There is a new conceptual framework of the theory of the image as a movement which describes the structure of material-kinetic processes. The kinetic theory of the image includes a new movement-oriented interpretation of the image itself and other related experiences, emotions, thoughts and memories.
Nail (2019) analysed the original kinetic theory of the image, or ‘kinesthetics’, and defined it by three inter-related aspects of the mobile image: the flow of matter, the fold of effect, and the field of art. Matter flows. The continuous motion of matter creates an image. Without the material flow of photons, there is no vision. A flow allows matter to return to itself. Without a flow, a continuous movement, there would be only a world of static, vacuum-sealed entities and no sensation, affection or image.
Matter flows if and only if the twin conditions of continuity and motion are satisfied. If matter were only continuous, it would be a homogeneous totality. The flows have an extensive and intensive aspect or dimension. However, these flows have to be capable of curvature, to be capable of an intersection, composite creation and thus of producing images.
Matter never flows in straight lines. This motion of autonomous self-transport is called pedesis. Pedesis can appear irregular and random, but it is, on the other hand, not random at all but instead emerges from and is influenced by other motions. There is never a case of absolute determination or absolute randomness in the pedetic kinetic.
Large numbers of components interact in non-linear ways.
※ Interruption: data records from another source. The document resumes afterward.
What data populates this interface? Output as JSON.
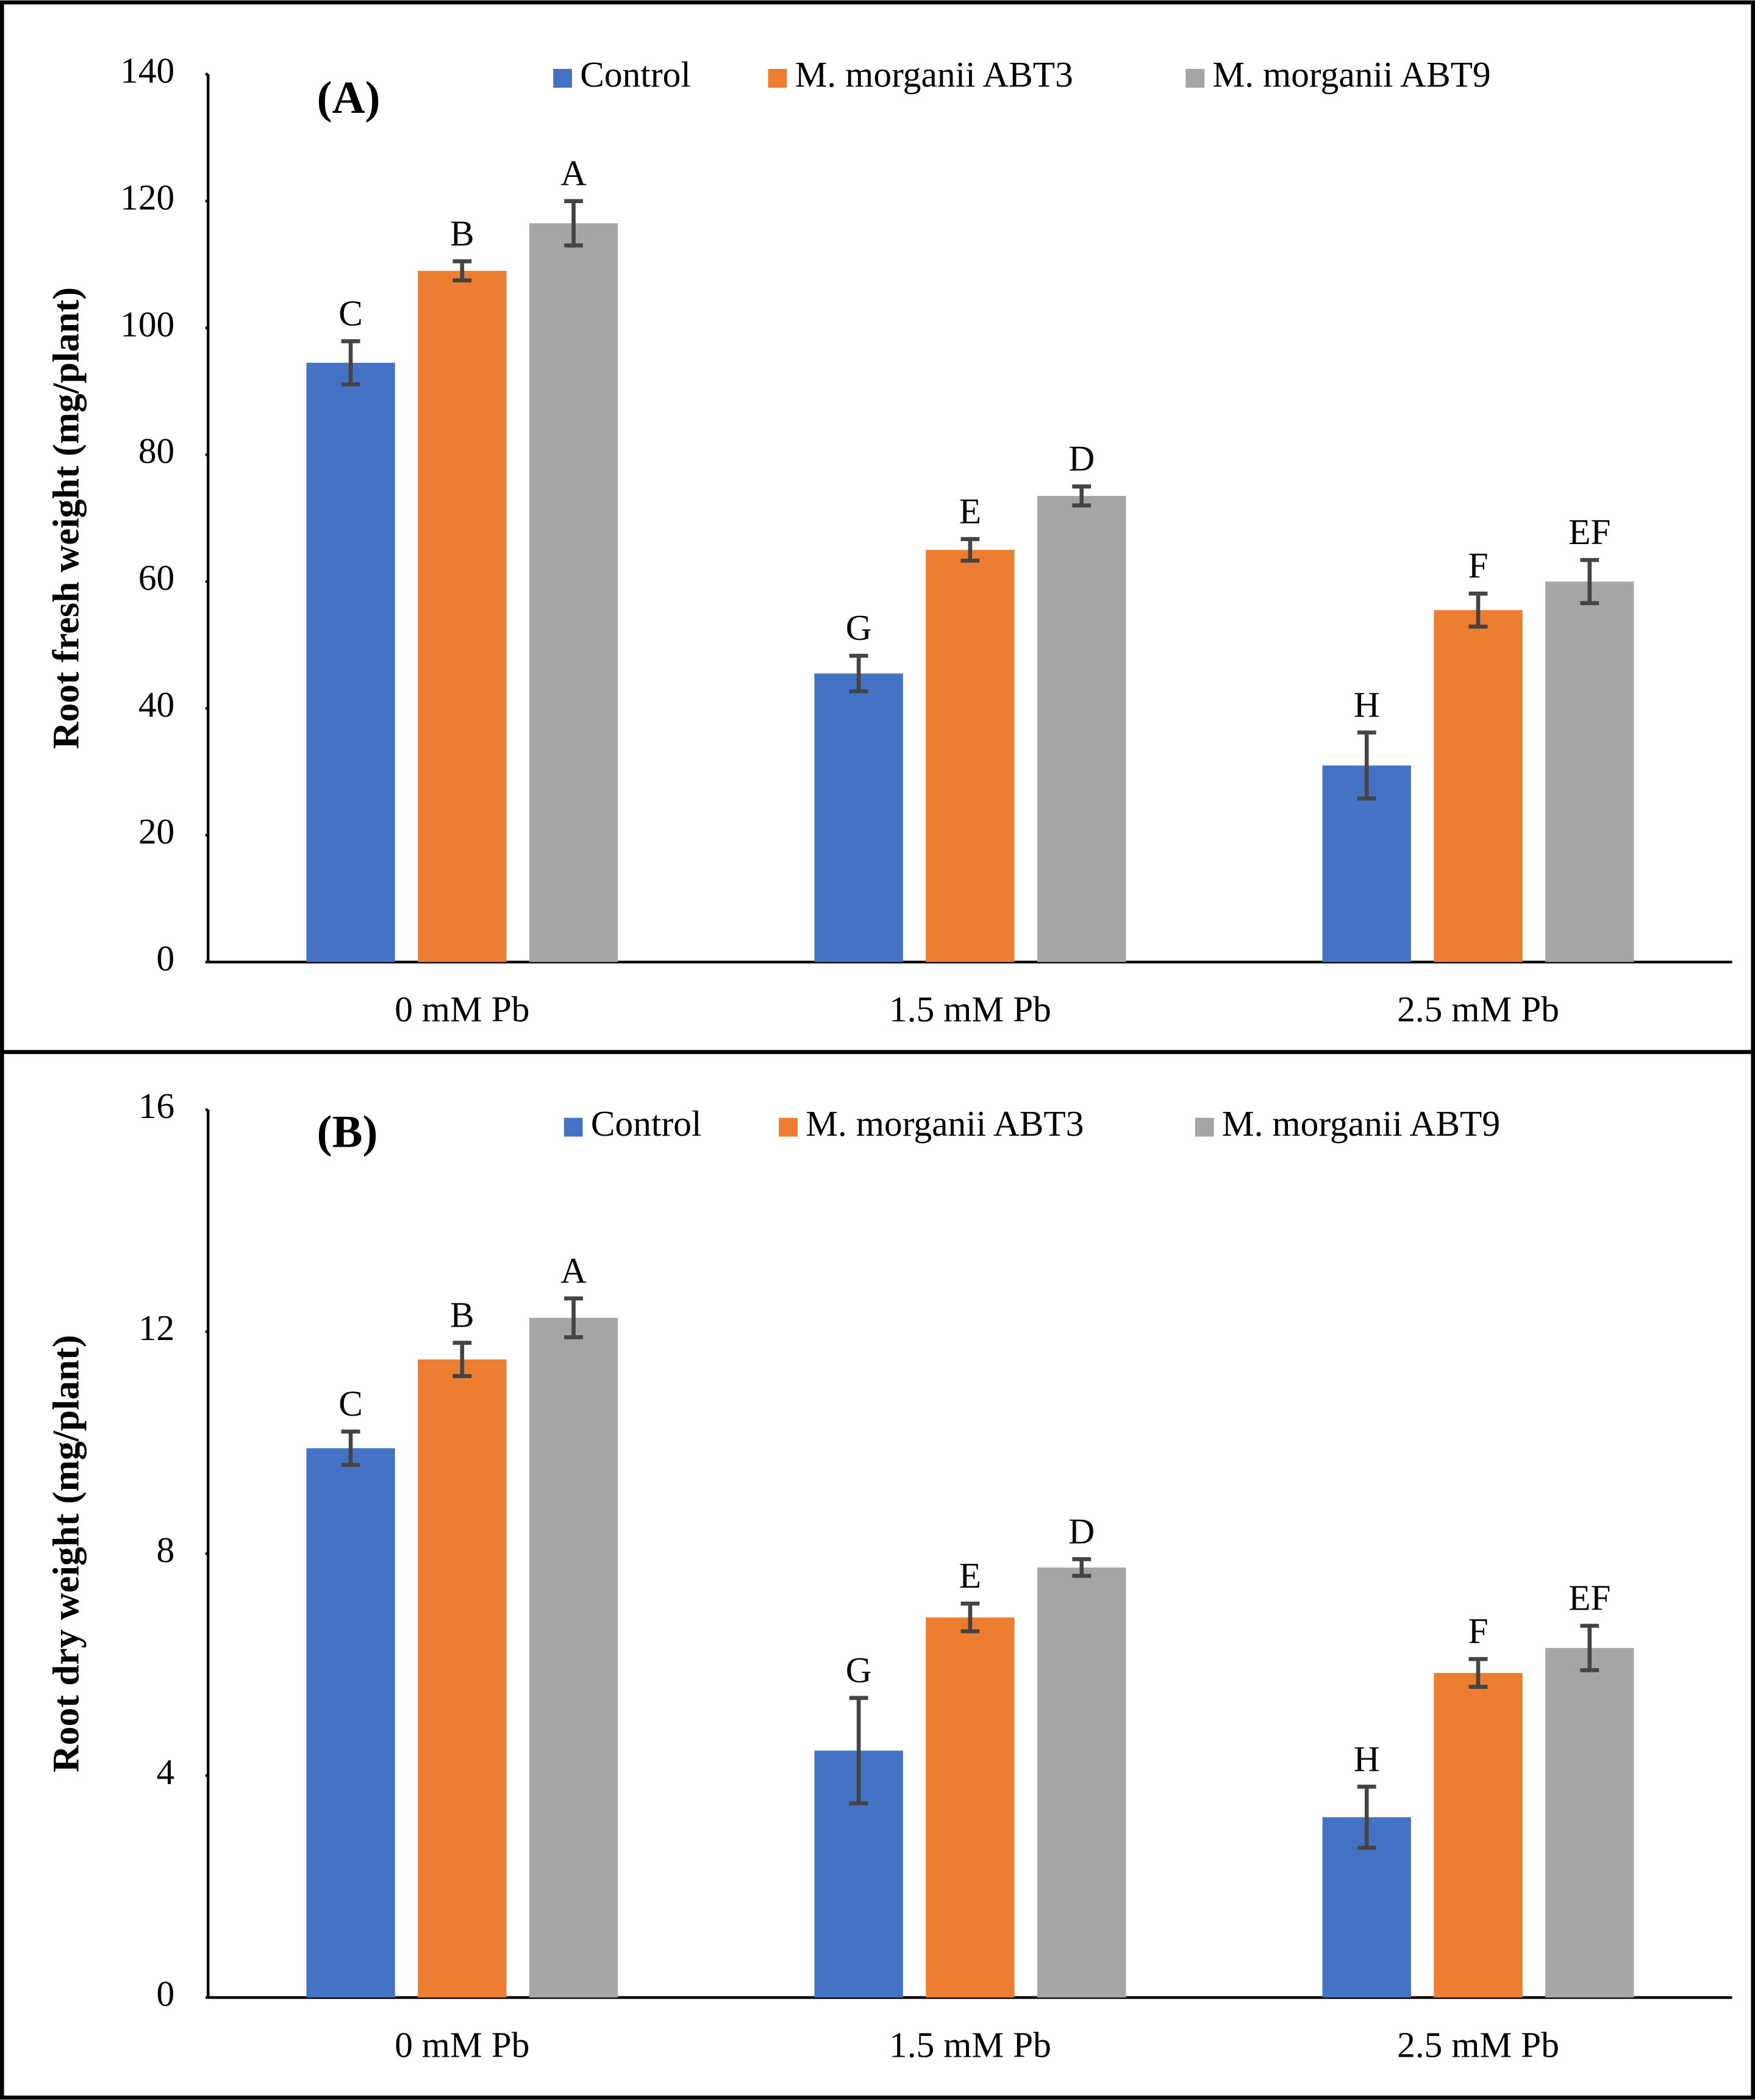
{
  "chart_data": [
    {
      "type": "bar",
      "title": "(A)",
      "y_label": "Root fresh weight (mg/plant)",
      "legend": "top",
      "categories": [
        "0 mM Pb",
        "1.5 mM Pb",
        "2.5 mM Pb"
      ],
      "series": [
        {
          "name": "Control",
          "color": "#4472c4",
          "values": [
            94.5,
            45.5,
            31
          ],
          "errors": [
            3.4,
            2.8,
            5.2
          ],
          "labels": [
            "C",
            "G",
            "H"
          ]
        },
        {
          "name": "M. morganii ABT3",
          "color": "#ed7d31",
          "values": [
            109,
            65,
            55.5
          ],
          "errors": [
            1.5,
            1.7,
            2.6
          ],
          "labels": [
            "B",
            "E",
            "F"
          ]
        },
        {
          "name": "M. morganii  ABT9",
          "color": "#a5a5a5",
          "values": [
            116.5,
            73.5,
            60
          ],
          "errors": [
            3.5,
            1.5,
            3.4
          ],
          "labels": [
            "A",
            "D",
            "EF"
          ]
        }
      ],
      "ylim": [
        0,
        140
      ],
      "yticks": [
        0,
        20,
        40,
        60,
        80,
        100,
        120,
        140
      ]
    },
    {
      "type": "bar",
      "title": "(B)",
      "y_label": "Root dry weight (mg/plant)",
      "legend": "top",
      "categories": [
        "0 mM Pb",
        "1.5 mM Pb",
        "2.5 mM Pb"
      ],
      "series": [
        {
          "name": "Control",
          "color": "#4472c4",
          "values": [
            9.9,
            4.45,
            3.25
          ],
          "errors": [
            0.3,
            0.95,
            0.55
          ],
          "labels": [
            "C",
            "G",
            "H"
          ]
        },
        {
          "name": "M. morganii ABT3",
          "color": "#ed7d31",
          "values": [
            11.5,
            6.85,
            5.85
          ],
          "errors": [
            0.3,
            0.25,
            0.25
          ],
          "labels": [
            "B",
            "E",
            "F"
          ]
        },
        {
          "name": "M. morganii  ABT9",
          "color": "#a5a5a5",
          "values": [
            12.25,
            7.75,
            6.3
          ],
          "errors": [
            0.35,
            0.15,
            0.4
          ],
          "labels": [
            "A",
            "D",
            "EF"
          ]
        }
      ],
      "ylim": [
        0,
        16
      ],
      "yticks": [
        0,
        4,
        8,
        12,
        16
      ]
    }
  ]
}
They are inaccessible and murky systems showing how many components, individual lines and parts of lines make up the whole image. Galanter suggested that complexity is a matter of content, not a complicated technique. Complexity theory is an abstract understanding of the many systems of generative art which are emerging. Under the general rubric of complexity theory, various systems, and various kinds of system, have been studied, compared, contrasted and mathematically and computationally modelled. But this complexity requires a careful balancing of order and chaos in relation to the context of the original image (Fry, 2018).